AVS 55th International Symposium & Exhibition
    Nanometer-scale Science and Technology Friday Sessions
       Session NS+NC-FrM

Paper NS+NC-FrM7
Nanoscale Ballistic Heat Conduction in Silicon

Friday, October 24, 2008, 10:20 am, Room 311

Session: Nanoscale Processes
Presenter: H.F. Hamann, IBM TJ Watson Research Center
Authors: L.J. Klein, IBM TJ Watson Research Center
M. Ashegi, Stanford University
H.F. Hamann, IBM TJ Watson Research Center
Correspondent: Click to Email

Today’s electronic devices operations are affected by thermal issues determined by physical dimensions that are smaller or comparable to the mean free path of phonons in silicon. Controlling and understanding heat dissipation on nanometer scale can improve the thermal efficiency and power management of electronic circuits. Here we investigate heat conduction on nanometer scale employing metallic nanoheater with dimensions ranging from 100 nm up to 5 um.
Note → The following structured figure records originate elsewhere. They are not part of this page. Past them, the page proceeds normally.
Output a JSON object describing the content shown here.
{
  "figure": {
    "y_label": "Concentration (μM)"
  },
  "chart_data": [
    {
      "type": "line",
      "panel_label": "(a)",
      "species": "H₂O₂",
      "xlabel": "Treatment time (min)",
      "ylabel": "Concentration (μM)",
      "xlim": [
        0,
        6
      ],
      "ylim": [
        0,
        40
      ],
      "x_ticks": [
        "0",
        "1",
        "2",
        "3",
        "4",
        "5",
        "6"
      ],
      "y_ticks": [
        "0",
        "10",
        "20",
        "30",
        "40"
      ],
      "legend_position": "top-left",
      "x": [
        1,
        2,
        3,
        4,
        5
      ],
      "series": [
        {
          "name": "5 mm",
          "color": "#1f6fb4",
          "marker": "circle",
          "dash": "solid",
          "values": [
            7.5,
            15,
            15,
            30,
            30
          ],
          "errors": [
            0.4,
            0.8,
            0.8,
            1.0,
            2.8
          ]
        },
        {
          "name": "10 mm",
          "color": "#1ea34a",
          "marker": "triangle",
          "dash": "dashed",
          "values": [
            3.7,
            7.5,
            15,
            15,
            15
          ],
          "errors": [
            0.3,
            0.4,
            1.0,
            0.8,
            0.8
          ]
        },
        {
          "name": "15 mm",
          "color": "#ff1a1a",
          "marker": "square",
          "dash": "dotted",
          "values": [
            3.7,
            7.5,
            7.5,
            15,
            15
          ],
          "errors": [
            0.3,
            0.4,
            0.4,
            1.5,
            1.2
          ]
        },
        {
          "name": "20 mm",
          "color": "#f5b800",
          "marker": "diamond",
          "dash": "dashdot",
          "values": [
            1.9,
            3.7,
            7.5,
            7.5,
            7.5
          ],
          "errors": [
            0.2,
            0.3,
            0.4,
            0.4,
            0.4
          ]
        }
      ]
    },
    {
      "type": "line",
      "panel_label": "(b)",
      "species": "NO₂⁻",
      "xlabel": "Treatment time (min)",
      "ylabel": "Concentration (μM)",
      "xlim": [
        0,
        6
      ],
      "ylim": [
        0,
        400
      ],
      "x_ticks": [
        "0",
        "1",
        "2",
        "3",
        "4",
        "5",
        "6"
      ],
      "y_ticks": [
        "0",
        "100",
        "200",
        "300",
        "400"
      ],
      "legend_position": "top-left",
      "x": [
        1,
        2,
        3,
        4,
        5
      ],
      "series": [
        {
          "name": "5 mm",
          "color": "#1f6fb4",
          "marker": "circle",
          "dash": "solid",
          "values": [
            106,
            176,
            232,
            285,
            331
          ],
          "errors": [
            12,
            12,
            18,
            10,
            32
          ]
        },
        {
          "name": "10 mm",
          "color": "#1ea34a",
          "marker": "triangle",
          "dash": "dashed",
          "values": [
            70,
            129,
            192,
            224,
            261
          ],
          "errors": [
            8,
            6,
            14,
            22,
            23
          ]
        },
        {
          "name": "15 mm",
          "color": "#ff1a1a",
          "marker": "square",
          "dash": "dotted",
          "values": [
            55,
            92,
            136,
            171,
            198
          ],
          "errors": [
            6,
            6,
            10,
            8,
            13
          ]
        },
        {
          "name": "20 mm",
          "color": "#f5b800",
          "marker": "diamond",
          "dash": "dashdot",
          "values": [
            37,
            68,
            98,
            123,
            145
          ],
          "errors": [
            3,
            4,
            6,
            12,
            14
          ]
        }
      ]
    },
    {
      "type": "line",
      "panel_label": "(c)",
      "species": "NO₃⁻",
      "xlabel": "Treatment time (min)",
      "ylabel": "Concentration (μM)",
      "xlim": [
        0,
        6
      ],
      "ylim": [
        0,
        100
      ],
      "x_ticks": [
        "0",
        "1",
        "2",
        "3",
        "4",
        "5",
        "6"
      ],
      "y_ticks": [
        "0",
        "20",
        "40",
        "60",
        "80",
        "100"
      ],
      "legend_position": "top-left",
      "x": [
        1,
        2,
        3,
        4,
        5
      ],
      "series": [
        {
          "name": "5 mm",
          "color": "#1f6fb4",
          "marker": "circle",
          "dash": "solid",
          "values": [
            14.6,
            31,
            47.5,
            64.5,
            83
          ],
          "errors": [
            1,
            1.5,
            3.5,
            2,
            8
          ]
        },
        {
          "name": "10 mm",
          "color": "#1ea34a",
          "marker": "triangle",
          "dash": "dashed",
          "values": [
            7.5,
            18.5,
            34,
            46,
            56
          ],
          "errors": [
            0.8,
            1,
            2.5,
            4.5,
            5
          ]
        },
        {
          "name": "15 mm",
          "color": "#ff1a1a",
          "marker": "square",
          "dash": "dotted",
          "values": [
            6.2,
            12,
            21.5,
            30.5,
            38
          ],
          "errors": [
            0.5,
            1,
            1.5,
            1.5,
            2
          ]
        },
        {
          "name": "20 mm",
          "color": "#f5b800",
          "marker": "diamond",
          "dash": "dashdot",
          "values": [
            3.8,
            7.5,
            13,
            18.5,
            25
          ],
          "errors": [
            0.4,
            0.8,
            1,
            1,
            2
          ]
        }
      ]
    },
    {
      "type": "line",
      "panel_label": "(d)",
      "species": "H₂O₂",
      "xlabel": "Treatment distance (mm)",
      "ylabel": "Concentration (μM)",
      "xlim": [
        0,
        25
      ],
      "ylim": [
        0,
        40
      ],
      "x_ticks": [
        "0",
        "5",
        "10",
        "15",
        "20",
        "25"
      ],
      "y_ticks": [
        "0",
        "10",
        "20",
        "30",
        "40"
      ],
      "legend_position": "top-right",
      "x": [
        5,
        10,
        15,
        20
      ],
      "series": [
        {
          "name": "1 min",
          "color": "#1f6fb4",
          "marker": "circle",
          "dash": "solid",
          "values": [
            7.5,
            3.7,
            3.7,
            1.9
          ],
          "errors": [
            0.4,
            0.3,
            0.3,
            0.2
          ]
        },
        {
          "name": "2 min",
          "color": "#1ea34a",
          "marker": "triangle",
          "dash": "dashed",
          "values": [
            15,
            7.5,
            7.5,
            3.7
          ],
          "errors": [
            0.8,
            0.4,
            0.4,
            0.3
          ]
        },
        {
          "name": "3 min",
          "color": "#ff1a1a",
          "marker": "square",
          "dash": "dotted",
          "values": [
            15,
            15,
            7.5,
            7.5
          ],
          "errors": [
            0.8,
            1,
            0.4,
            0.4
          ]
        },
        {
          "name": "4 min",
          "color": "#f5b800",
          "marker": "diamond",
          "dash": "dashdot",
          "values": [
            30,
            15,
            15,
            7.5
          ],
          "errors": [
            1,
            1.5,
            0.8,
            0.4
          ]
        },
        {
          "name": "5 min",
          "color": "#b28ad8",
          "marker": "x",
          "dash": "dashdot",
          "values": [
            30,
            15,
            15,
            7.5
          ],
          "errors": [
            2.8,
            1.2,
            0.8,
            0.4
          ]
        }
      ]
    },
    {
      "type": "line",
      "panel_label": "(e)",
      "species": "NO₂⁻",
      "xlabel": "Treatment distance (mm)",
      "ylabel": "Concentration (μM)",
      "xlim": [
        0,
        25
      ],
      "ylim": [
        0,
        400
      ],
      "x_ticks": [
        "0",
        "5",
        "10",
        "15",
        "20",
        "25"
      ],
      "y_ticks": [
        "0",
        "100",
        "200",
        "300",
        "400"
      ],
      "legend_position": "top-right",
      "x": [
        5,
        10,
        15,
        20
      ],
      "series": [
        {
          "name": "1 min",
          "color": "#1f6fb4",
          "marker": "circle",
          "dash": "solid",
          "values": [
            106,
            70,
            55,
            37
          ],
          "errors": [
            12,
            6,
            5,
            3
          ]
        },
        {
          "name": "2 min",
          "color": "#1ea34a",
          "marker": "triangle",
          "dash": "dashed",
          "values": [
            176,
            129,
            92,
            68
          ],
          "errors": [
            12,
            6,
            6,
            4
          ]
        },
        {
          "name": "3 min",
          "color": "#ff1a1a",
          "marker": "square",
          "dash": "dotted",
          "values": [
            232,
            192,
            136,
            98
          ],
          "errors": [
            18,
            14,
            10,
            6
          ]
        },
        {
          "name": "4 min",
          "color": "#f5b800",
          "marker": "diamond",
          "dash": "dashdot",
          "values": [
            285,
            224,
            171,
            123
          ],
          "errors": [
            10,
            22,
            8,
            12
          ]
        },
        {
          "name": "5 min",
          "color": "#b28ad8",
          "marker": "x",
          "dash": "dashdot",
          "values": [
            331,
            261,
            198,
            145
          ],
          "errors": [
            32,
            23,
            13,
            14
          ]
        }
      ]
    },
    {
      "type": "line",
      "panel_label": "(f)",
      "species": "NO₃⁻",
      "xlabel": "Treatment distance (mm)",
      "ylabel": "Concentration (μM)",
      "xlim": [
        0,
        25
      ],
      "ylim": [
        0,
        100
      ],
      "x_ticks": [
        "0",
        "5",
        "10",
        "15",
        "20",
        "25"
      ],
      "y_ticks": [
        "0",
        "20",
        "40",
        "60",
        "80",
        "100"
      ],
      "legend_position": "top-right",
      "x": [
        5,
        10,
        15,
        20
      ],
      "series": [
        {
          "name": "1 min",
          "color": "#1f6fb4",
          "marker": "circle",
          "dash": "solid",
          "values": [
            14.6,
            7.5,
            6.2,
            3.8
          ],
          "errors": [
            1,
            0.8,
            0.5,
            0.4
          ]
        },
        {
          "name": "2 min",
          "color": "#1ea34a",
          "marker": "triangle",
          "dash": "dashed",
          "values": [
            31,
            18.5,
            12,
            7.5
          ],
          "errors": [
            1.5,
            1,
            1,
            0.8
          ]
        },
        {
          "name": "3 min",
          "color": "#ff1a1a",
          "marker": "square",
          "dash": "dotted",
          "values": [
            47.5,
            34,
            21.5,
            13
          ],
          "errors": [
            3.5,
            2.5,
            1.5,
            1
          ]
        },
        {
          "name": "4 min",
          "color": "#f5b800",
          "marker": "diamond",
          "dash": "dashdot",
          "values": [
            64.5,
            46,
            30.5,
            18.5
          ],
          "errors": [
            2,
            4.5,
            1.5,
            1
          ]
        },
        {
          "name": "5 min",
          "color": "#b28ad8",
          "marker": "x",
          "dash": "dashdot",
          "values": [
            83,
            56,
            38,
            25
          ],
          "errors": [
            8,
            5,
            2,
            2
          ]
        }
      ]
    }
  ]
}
The nanoheaters are used both for heat generation and also for local temperature measurement. We investigate how the thermal resistance of individual nanoheaters and heat conduction across gaps ranging from 100 nm to 400 nm is changing as the sample temperature is varied from room temperature down to 30 K. As the temperature is lowered the phonon mean free path increases by more than 2 orders of magnitude compared with room temperature value and ballistic heat conduction (localized heating effects) start to play an important role. The thermal resistance of nanoheaters is a complex interplay between the thermal conductance of silicon substrate, localized heating effect and interface thermal resistance and their relative contribution changes as the phonon mean free path increases. A simple model considering the spreading thermal resistance, the interface thermal resistance, and the localized heating effect is proposed and used to model the experimental results. While for large heaters, the phonon mean free path is comparable to the size of the hot spots even at low temperature, for the small heaters, the mean free path is much larger than the heater size, and the localized heating effect plays a significant role in the total thermal resistance. The ballistic heat transport impact on nanoscale heat conduction has been evaluated in terms of heater size and phonon mean free path.